Okay, I thought we all needed a brief respite from health care reform. So, we’re going waaaay in the opposite direction today with results from a new study by work-life provider SitterCity, which claims to have noted a “SitterCity effect” among employers using its child/elder/pet care resource services.

Apparently, there is a positive organizational impact of an employer-paid benefit for helping employees find in-home caregivers. 

Employees who used the benefit to find in-home caregivers reported that it has significantly affected their productivity, ability to meet work demands and ability to remain in the workforce. Among the firm’s study findings:

* Respondents reported they were able to work an average of 10 additional hours per month they would not have otherwise been able to because of access to the benefit.

* 70% of respondents report that access to the benefit has helped them meet work demands.

* 58% of respondents report that access to in-home babysitters and nannies helped them remain in the workforce as a working parent.

Respondents reported using the benefit to meet a variety of care needs during work hours including:

* Before- and after-school care (27%).

* Extended or unusual work hours including travel (29%).

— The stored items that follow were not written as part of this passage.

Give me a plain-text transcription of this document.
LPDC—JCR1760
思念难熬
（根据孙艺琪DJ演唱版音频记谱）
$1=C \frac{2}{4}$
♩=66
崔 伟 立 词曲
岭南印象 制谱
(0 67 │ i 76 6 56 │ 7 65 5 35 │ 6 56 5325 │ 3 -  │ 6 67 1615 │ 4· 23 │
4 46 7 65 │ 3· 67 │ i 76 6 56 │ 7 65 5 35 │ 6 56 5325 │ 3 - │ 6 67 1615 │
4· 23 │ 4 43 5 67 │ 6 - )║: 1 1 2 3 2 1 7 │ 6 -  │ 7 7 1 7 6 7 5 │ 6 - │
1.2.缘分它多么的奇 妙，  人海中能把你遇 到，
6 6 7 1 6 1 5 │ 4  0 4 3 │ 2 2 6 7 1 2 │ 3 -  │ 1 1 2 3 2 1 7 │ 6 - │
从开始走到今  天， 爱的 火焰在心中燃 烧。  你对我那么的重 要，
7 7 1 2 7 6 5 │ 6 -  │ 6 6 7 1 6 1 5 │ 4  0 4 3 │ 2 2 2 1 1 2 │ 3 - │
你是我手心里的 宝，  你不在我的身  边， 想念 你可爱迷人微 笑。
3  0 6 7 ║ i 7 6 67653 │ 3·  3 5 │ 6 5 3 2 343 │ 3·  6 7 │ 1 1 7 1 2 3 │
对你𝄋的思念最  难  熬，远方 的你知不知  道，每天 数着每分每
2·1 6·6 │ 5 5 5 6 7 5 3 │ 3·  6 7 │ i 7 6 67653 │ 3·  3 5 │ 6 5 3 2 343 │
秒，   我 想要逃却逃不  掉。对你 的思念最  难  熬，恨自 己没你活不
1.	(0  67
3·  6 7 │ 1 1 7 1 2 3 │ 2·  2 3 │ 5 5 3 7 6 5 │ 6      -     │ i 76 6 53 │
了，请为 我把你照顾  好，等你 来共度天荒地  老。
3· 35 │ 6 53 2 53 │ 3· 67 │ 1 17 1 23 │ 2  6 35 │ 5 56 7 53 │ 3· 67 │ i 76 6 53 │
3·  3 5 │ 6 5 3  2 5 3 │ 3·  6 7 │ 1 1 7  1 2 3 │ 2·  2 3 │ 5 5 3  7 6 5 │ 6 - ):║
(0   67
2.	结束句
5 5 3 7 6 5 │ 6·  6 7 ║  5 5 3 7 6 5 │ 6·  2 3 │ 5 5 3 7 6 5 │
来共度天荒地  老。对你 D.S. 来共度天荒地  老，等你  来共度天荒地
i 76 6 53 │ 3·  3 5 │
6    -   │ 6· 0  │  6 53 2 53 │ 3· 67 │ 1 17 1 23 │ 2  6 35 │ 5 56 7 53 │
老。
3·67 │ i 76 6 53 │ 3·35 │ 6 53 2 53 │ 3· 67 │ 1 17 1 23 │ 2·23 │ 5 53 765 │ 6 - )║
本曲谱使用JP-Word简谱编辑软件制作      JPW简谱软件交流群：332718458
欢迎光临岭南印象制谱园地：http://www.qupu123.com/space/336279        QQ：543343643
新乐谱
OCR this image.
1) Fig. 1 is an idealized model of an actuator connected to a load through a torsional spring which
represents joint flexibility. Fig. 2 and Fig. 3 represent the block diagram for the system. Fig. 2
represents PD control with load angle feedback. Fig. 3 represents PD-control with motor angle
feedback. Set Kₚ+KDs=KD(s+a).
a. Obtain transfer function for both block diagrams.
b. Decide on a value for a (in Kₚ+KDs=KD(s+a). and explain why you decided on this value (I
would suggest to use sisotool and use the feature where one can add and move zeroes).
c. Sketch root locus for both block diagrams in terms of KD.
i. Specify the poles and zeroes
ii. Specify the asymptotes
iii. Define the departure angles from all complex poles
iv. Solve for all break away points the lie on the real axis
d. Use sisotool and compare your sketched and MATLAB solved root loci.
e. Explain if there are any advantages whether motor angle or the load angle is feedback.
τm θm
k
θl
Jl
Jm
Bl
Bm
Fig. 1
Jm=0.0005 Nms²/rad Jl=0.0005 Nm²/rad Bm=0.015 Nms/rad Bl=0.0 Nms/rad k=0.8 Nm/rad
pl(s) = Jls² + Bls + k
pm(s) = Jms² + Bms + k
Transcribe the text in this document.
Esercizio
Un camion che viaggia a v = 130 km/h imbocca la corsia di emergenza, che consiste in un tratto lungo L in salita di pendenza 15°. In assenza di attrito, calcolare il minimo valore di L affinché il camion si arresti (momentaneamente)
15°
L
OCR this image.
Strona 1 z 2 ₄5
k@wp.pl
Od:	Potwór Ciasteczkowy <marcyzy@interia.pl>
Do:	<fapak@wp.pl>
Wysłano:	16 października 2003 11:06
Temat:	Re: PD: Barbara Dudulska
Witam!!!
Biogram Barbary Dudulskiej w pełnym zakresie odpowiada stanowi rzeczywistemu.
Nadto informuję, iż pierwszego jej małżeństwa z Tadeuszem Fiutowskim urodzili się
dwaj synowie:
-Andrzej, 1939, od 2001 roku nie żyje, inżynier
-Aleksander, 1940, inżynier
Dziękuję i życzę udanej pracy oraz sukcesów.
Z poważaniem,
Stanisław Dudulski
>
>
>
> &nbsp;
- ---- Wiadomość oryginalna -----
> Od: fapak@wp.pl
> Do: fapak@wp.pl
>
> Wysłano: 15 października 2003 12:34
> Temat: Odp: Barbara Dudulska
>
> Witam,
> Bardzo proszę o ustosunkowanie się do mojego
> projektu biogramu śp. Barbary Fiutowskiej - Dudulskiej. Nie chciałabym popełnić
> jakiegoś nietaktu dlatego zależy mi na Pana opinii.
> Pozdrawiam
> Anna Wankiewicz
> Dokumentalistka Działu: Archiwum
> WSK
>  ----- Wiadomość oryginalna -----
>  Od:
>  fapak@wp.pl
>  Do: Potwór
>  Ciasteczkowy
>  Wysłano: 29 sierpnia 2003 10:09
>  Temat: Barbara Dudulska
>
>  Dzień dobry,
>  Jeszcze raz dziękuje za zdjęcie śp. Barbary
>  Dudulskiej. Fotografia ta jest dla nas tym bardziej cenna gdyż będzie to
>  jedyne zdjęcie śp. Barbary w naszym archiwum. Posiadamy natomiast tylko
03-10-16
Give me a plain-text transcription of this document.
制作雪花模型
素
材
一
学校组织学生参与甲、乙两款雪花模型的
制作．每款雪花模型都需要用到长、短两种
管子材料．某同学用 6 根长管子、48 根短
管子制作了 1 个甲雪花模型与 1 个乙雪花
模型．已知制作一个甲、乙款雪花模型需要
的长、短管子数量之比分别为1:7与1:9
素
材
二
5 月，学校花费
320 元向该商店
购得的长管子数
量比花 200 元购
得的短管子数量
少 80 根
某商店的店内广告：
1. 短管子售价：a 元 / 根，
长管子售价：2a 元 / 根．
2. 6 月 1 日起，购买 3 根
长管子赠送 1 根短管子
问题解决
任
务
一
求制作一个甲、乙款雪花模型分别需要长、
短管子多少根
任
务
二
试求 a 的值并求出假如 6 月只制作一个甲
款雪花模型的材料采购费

* Newborn and infant childcare (21%).

* School vacations and holidays (20%).

“This is the latest innovation in employer-paid child care benefits and fills a critical need for working families. Our study, The Sittercity Effect, proves that helping employees find the right babysitter or nanny gives them the support they need to get to and be productive at work,” says said Melissa Anderson, vice president of Sittercity’s Corporate Division. “Our innovative benefit has broken new ground in the work-life arena and the financial payoff for companies is proven in the survey data.”

To be fair, SitterCity does have one of the fastest-growing work-life benefits in the U.S. today, with more than 3 million Americans having access to the company’s services through their employer.

Among the firm’s clients are the federal government, MasterCard, Verizon, Sanofi-Aventis, Northwestern University and more.

But impressive client roster aside, is it realistic to say the company has captured its own “effect”? What say you, pros? Have you noticed such an impact from work-life programs, especially when it comes to child care? Would having independent proof of a “SitterCity effect” push you toward implementing such a program? Do you just want us to get back to talking about health care?

More health care reform news tomorrow, I promise. Meanwhile, have at it in the Comments.